More than half of Fridley-based Medtronic’s published data did not match with what doctors reported, the study found. At DePuy, the discrepancy rate was 30 percent.
“It goes wrong in both directions,” said Dr. Jonathan Grauer, the Yale orthopedics professor who directed the study. “My concern is that people will look at it as trying to hide things. But it’s not. It’s largely a documentation issue.”
For example, Grauer said a company that makes spinal implants reported providing him a meal at a dinner that he knows he did not attend.
Pins and needles
Such confusion has companies and health care providers on edge. The government does not resolve disputes between industry and medical professionals, although the government has made available smartphone applications that allow doctors and companies to record and store payments and other “transfers of value” as they happen.

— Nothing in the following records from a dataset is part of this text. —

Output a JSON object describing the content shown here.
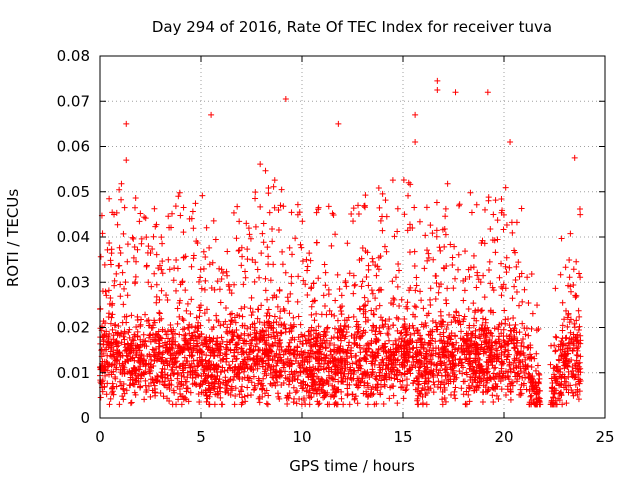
{
  "chart_data": {
    "type": "scatter",
    "title": "Day 294 of 2016, Rate Of TEC Index for receiver tuva",
    "xlabel": "GPS time / hours",
    "ylabel": "ROTI / TECUs",
    "xlim": [
      0,
      25
    ],
    "ylim": [
      0,
      0.08
    ],
    "xticks": [
      0,
      5,
      10,
      15,
      20,
      25
    ],
    "yticks": [
      0,
      0.01,
      0.02,
      0.03,
      0.04,
      0.05,
      0.06,
      0.07,
      0.08
    ],
    "xtick_labels": [
      "0",
      "5",
      "10",
      "15",
      "20",
      "25"
    ],
    "ytick_labels": [
      "0",
      "0.01",
      "0.02",
      "0.03",
      "0.04",
      "0.05",
      "0.06",
      "0.07",
      "0.08"
    ],
    "grid": true,
    "marker": "+",
    "color": "#ff0000",
    "data_gap_hours": [
      21.8,
      22.3
    ],
    "notable_points": [
      {
        "x": 1.3,
        "y": 0.065
      },
      {
        "x": 1.3,
        "y": 0.057
      },
      {
        "x": 5.5,
        "y": 0.067
      },
      {
        "x": 9.2,
        "y": 0.0705
      },
      {
        "x": 11.8,
        "y": 0.065
      },
      {
        "x": 15.6,
        "y": 0.067
      },
      {
        "x": 15.6,
        "y": 0.061
      },
      {
        "x": 16.7,
        "y": 0.0745
      },
      {
        "x": 16.7,
        "y": 0.0725
      },
      {
        "x": 17.6,
        "y": 0.072
      },
      {
        "x": 19.2,
        "y": 0.072
      },
      {
        "x": 20.3,
        "y": 0.061
      },
      {
        "x": 23.5,
        "y": 0.0575
      }
    ],
    "envelope": {
      "hours": [
        0,
        1,
        2,
        3,
        4,
        5,
        6,
        7,
        8,
        9,
        10,
        11,
        12,
        13,
        14,
        15,
        16,
        17,
        18,
        19,
        20,
        21,
        22,
        23,
        24
      ],
      "typical_max": [
        0.038,
        0.04,
        0.04,
        0.041,
        0.04,
        0.038,
        0.033,
        0.038,
        0.045,
        0.04,
        0.034,
        0.036,
        0.033,
        0.038,
        0.04,
        0.043,
        0.034,
        0.04,
        0.04,
        0.036,
        0.04,
        0.036,
        0.0,
        0.035,
        0.035
      ],
      "median": [
        0.014,
        0.013,
        0.013,
        0.013,
        0.013,
        0.013,
        0.012,
        0.013,
        0.014,
        0.013,
        0.012,
        0.013,
        0.012,
        0.013,
        0.013,
        0.014,
        0.013,
        0.013,
        0.014,
        0.013,
        0.014,
        0.013,
        0.0,
        0.013,
        0.013
      ],
      "typical_min": [
        0.004,
        0.004,
        0.004,
        0.004,
        0.004,
        0.004,
        0.005,
        0.005,
        0.004,
        0.004,
        0.004,
        0.004,
        0.004,
        0.004,
        0.004,
        0.004,
        0.005,
        0.005,
        0.005,
        0.005,
        0.005,
        0.005,
        0.0,
        0.005,
        0.005
      ]
    }
  }
}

The Centers for Medicare and Medicaid Services (CMS) also allows members of the medical community to check data between the time companies submit it to the government and the time the government publishes it. During a 45-day window providers may dispute numbers and negotiate privately with companies to make changes. If the two sides fail to agree, however, the numbers submitted by industry go public with a notation that the amount remains contested.
Most health care providers are not aware of that, said Anita Griner, who manages Sunshine Act disclosures for CMS. “The fact that they disputed [data] does not inhibit it from being posted on the public website,” she explained.
That is because manufacturers, not doctors, guarantee the accuracy of data and face penalties if they violate the law.
However, CMS is “encouraging physicians to ask [companies] for pre-submission review and we are also encouraging manufacturers to offer pre-submission review so the data gets cleaned up even before we get it,” Griner said.